Né le 3 février 1899 à Wilno en Lituanie, il est électrotechnicien. Mobilisé au début de la guerre, il est affecté dans une usine à Paris fabriquant des téléphones de campagne. Lors de l’offensive allemande du printemps 1940, il reçoit l’ordre, le 9 juin 1940, de rejoindre la Poudrerie de Toulouse (31). Il décide de partir, avec sa famille, et arrive, le 14 juin, à Toulouse. Dès l’armistice, démobilisé, faute de logement, la famille habite à Revel (31).

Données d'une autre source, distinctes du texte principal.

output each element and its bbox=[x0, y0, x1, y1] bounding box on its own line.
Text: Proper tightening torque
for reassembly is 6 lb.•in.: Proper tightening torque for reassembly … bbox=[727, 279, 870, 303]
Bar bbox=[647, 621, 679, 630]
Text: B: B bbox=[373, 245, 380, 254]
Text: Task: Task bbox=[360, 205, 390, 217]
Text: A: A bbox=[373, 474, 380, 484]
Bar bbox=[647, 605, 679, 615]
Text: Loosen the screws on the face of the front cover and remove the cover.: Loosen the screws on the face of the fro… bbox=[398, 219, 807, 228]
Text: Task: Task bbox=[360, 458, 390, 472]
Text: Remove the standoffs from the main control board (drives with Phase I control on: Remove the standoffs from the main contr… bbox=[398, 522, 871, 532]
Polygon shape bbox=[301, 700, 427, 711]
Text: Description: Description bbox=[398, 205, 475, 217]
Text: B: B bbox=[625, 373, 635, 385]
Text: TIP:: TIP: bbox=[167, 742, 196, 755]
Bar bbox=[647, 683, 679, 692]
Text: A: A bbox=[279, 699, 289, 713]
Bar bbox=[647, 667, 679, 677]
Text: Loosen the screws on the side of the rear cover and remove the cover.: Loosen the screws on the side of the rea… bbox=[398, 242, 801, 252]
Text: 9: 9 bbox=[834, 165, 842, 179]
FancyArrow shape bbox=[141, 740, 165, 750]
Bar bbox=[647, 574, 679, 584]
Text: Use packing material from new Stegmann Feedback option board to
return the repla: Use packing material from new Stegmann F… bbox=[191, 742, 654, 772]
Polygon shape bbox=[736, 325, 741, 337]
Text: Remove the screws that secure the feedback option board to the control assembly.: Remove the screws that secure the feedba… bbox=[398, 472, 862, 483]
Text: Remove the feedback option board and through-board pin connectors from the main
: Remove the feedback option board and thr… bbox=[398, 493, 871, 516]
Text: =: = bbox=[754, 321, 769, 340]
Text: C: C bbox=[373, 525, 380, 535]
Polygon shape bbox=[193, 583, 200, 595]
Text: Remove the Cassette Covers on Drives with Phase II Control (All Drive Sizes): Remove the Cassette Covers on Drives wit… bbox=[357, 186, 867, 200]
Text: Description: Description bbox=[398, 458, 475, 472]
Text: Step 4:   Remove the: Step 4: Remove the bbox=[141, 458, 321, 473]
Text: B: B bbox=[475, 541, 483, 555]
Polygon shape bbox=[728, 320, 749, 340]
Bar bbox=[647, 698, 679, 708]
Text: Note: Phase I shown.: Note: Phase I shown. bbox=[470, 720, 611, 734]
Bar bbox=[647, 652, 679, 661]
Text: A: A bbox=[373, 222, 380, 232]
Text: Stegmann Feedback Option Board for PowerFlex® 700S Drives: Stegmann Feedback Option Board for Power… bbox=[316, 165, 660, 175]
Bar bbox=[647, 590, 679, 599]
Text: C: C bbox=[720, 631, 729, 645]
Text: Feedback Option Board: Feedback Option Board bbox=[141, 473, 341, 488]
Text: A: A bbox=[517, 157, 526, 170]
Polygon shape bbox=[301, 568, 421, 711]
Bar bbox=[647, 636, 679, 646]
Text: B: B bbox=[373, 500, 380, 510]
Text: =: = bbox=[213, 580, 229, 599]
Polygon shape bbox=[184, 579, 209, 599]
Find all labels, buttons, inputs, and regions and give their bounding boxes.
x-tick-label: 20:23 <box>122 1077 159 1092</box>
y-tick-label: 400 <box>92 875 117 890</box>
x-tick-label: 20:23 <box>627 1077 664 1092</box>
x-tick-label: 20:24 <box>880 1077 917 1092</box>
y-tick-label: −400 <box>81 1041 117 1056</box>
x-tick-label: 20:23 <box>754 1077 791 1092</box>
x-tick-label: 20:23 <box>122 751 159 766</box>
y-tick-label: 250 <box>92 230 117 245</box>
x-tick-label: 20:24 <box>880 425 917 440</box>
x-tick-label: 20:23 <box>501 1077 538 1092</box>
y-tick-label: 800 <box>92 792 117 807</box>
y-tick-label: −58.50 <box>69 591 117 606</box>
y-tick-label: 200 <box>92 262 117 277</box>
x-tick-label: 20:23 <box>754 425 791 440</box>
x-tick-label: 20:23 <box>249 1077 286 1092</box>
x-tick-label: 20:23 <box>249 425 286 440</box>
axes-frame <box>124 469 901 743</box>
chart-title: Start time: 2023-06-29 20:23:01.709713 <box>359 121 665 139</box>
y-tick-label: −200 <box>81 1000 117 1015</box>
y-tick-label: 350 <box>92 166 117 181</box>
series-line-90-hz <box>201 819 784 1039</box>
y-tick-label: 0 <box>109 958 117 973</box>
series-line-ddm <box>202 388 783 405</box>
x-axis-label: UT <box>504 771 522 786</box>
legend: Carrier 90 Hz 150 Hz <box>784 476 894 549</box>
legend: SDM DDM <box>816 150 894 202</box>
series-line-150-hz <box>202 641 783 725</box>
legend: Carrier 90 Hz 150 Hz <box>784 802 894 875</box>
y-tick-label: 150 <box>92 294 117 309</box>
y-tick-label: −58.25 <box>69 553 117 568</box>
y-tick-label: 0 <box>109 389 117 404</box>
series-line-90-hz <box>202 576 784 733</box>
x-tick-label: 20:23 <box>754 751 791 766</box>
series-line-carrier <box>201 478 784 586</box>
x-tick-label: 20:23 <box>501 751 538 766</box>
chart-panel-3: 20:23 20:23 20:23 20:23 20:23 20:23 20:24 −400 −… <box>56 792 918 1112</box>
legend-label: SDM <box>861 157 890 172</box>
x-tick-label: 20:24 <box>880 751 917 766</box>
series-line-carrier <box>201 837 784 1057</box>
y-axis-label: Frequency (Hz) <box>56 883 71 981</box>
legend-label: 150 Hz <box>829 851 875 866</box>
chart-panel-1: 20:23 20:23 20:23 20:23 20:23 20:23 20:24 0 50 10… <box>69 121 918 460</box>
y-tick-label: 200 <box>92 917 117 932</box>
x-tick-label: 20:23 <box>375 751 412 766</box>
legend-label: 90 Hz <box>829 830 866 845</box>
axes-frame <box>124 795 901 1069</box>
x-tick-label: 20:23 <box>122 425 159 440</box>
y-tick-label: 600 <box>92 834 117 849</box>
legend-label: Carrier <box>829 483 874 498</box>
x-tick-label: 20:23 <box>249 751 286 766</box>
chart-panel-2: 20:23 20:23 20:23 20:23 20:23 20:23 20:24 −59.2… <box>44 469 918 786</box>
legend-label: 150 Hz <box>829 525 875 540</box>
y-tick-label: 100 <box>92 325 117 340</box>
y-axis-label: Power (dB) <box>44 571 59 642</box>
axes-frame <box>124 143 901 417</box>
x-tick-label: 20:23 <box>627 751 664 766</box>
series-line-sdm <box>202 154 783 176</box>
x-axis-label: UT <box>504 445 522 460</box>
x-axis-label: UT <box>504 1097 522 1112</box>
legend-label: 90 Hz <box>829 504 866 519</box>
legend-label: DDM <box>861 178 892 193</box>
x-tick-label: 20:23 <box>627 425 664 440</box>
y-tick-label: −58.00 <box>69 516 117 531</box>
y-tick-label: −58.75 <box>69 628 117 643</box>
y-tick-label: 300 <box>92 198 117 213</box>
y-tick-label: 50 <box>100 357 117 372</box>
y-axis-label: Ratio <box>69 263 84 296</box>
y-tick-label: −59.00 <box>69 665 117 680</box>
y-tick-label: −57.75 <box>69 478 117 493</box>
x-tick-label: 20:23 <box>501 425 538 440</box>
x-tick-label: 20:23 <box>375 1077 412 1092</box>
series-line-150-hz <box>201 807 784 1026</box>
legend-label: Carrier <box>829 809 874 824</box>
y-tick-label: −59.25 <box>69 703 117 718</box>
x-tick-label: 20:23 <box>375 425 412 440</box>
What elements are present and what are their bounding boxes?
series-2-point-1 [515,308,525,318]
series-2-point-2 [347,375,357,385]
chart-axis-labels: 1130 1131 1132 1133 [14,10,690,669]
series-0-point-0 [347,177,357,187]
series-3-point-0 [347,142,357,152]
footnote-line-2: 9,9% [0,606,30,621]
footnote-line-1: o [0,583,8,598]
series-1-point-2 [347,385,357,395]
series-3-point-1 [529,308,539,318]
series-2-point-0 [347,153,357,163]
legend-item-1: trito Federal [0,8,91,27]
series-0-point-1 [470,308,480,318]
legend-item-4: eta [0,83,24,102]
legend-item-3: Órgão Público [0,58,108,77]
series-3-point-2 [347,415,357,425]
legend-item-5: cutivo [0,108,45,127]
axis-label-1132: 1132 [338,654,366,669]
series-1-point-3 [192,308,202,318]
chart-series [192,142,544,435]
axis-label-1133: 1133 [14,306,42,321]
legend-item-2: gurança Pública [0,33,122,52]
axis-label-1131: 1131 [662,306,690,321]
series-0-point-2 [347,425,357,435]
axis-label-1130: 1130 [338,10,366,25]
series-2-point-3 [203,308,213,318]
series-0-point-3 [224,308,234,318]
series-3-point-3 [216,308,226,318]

Il travaille aux Hauts Fourneaux de la Chiers à Toulouse, légaliste, en règle avec la législation de 1941, se considérant comme israélite français sans aucune pratique religieuse. Au printemps 1944, après un sabotage, auquel il a participé, avant de revenir à Revel libéré provisoirement par la Résistance, le 14 juillet, il est arrêté, suite à une dénonciation, le 25 juillet 1944 à Toulouse. Incarcéré, il est déporté le 30 juillet à Buchenwald qu’il atteint le 6 août où il reçoit le matricule 69640. Il effectue sa période de quarantaine au camp des tentes du Petit camp, puis intègre le Block 52 également au Petit camp. Le 14 septembre il est transféré au Kommando d’Eschershausen chargé de travaux de construction supervisés par l’organisation Todt pour la firme Stein une succursale de Volkswagen. Le Kommando est évacué le 6 avril 1945 sur le camp de Bergen-Belsen.

Nicolas SOLETCHNIK est déclaré disparu lors de cette évacuation.